California Restaurant Association Challenges Natural Gas Ban
The California Restaurant Association is suing the city of Berkeley following the city's ban on natural gas infrastructure and the use of natural gas in newly constructed buildings beginning January 1, 2020.
In July, the Berkeley City Council voted unanimously in favor of the legislation, making it the first city in California to ban the use of natural gas in new buildings.
The CRA claims the ordinance conflicts with both federal and state law and will not be effective in the fight against climate change. It also claims the law will have a negative impact on its members.

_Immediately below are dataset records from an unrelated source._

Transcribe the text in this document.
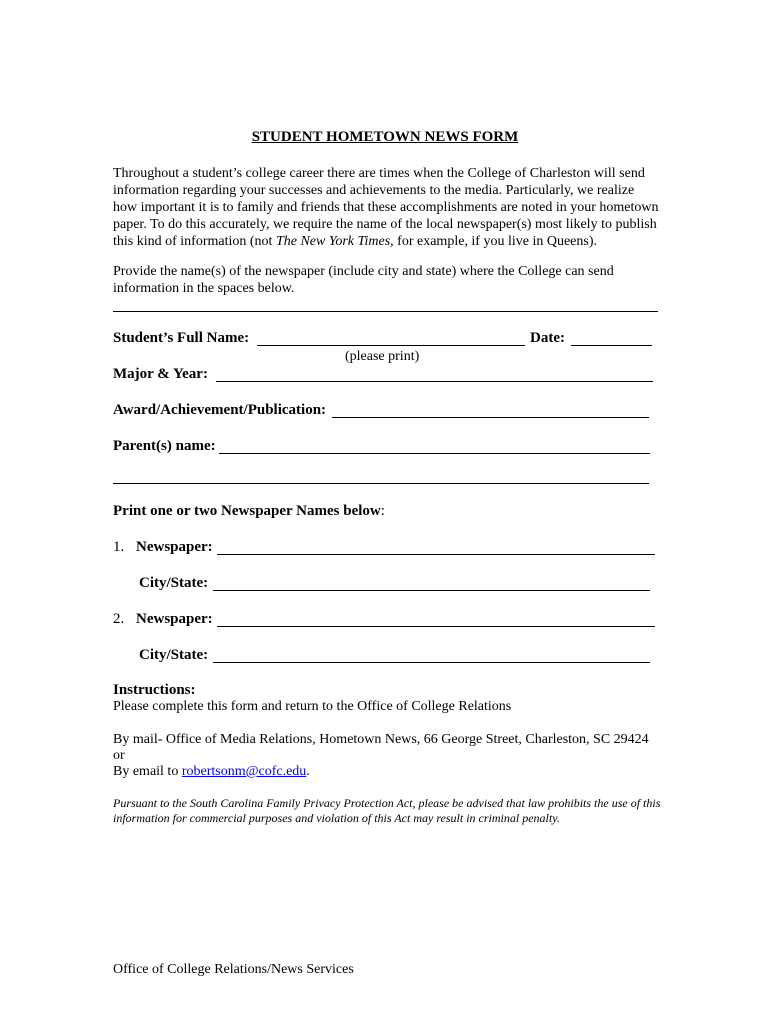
STUDENT HOMETOWN NEWS FORM
Throughout a student’s college career there are times when the College of Charleston will send information regarding your successes and achievements to the media. Particularly, we realize how important it is to family and friends that these accomplishments are noted in your hometown paper. To do this accurately, we require the name of the local newspaper(s) most likely to publish this kind of information (not The New York Times, for example, if you live in Queens).
Provide the name(s) of the newspaper (include city and state) where the College can send information in the spaces below.
Student’s Full Name:	Date:
(please print)
Major & Year:
Award/Achievement/Publication:
Parent(s) name:
Print one or two Newspaper Names below:
1. Newspaper:
City/State:
2. Newspaper:
City/State:
Instructions:
Please complete this form and return to the Office of College Relations
By mail- Office of Media Relations, Hometown News, 66 George Street, Charleston, SC 29424
or
By email to robertsonm@cofc.edu.
Pursuant to the South Carolina Family Privacy Protection Act, please be advised that law prohibits the use of this information for commercial purposes and violation of this Act may result in criminal penalty.
Office of College Relations/News Services
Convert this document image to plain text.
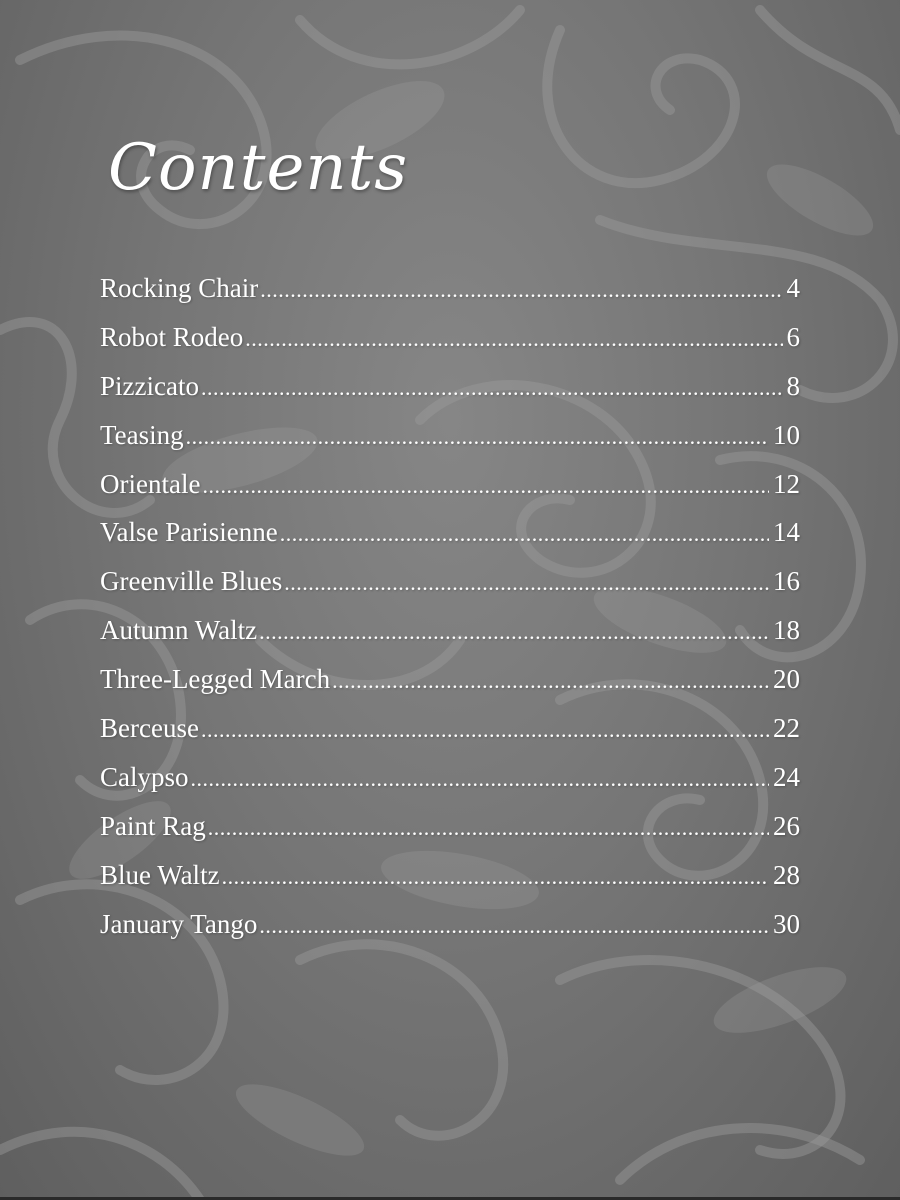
Contents
Rocking Chair .....	4
Robot Rodeo .....	6
Pizzicato .....	8
Teasing .....	10
Orientale .....	12
Valse Parisienne .....	14
Greenville Blues .....	16
Autumn Waltz .....	18
Three-Legged March .....	20
Berceuse .....	22
Calypso .....	24
Paint Rag .....	26
Blue Waltz .....	28
January Tango .....	30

It says induction cooking methods will impede a chef’s ability to effectively perform his or her duties. “It would be difficult to overstate these impacts, which are numerous,” according to the statement which CRA posted to its website. “Whether searing steaks, charring vegetables, or stir-frying noodles, chefs and cooks rely on the most important tool in the creation of a dish: fire.”
Additionally, according to the the CRA, “Many restaurants use gas to heat water and space and for other appliances. This ban will raise costs to build and operate restaurants.”
"The Berkeley Ordinance poses a severe threat to the Berkeley restaurant industry, as many restaurants use gas for their operations and for unique food preparation, including many types of international food," said Courtland Reichman, lead counsel for the CRA and Managing Partner of Reichman Jorgensen LLP.
"Our client is a strong supporter of the State's climate goals. But the natural gas ban puts our client and its members at risk, for little to no environmental benefit,” he said.